Nynaeve continua à tirer sur ses tresses, mais son expression passa d’une béatitude enfantine à une tremblante frayeur.

— Je suis navrée de m’être bloquée…, gémit-elle. J’ai peur… peur du Pouvoir… Tant de Pouvoir ! Comment puis-je… ?

— C’est moi qui pose les questions ! Et ne commence pas à pleurnicher. Me voir te rend folle de joie. Ton seul désir est de me plaire et de me répondre sincèrement.

Nynaeve hocha la tête et eut un sourire encore plus enfantin que le précédent. Elayne s’avisa qu’elle affichait la même expression extatique. Et elle aurait juré pouvoir répondre plus vite que Nynaeve à toutes les questions. Pour satisfaire cette femme, rien n’était infaisable.

— Commençons… Vous êtes seules ? Y a-t-il d’autres Aes Sedai avec vous ?

— Oui, seules, répondit Elayne.
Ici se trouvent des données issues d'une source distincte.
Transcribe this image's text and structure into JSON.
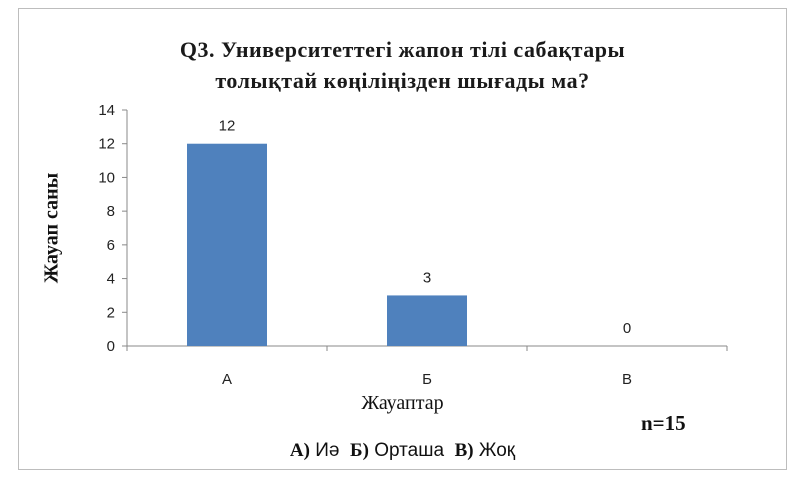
{
  "chart_data": {
    "type": "bar",
    "title_line1": "Q3. Университеттегі жапон тілі сабақтары",
    "title_line2": "толықтай көңіліңізден шығады ма?",
    "ylabel": "Жауап саны",
    "xlabel": "Жауаптар",
    "categories": [
      "А",
      "Б",
      "В"
    ],
    "values": [
      12,
      3,
      0
    ],
    "ylim": [
      0,
      14
    ],
    "yticks": [
      0,
      2,
      4,
      6,
      8,
      10,
      12,
      14
    ],
    "legend_items": [
      {
        "key": "А)",
        "text": "Иә"
      },
      {
        "key": "Б)",
        "text": "Орташа"
      },
      {
        "key": "В)",
        "text": "Жоқ"
      }
    ],
    "note": "n=15",
    "bar_color": "#4f81bd",
    "grid": false
  }
}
Et il n’y a pas d’autres Aes Sedai avec nous.

Devait-elle préciser que Nynaeve et elle n’étaient pas vraiment des Aes Sedai ? Non, puisque la femme ne le lui avait pas demandé.

Nynaeve la foudroya du regard, furieuse qu’elle lui ait brûlé la politesse.

— Pourquoi êtes-vous ici ? demanda l’inconnue.

— Nous traquons des sœurs noires, répondit Nynaeve avec un regard triomphant pour Elayne.

La jolie visiteuse sourit.

— C’est pour ça que je ne vous ai pas senties canaliser avant aujourd’hui… Rester discrètes est une bonne politique, quand on combat à deux contre onze. J’ai toujours appliqué cette tactique. Laissons les autres idiotes se trahir ! Elles peuvent être vaincues par une araignée qui se cache dans les fissures du mur et qu’elles ne verront pas avant qu’il soit trop tard. Dites-moi tout ce que vous avez découvert sur ces sœurs noires. Et tout ce que vous savez sur elles.

Elayne et Nynaeve redoublèrent leurs efforts pour être celle qui en dirait le plus. Mais au bout du compte, elles n’eurent pas tant que ça à raconter. La description des sœurs noires, la liste des ter’angreal qu’elles avaient volés, les meurtres commis à la Tour Blanche… Elles évoquèrent aussi la possibilité qu’il y ait encore des renégates à Tar Valon, que certaines aient aidé un Rejeté avant la chute de la Pierre de Tear, et que leur fuite à Tanchico ait pour objectif de se procurer quelque chose qui pouvait être dangereux pour Rand.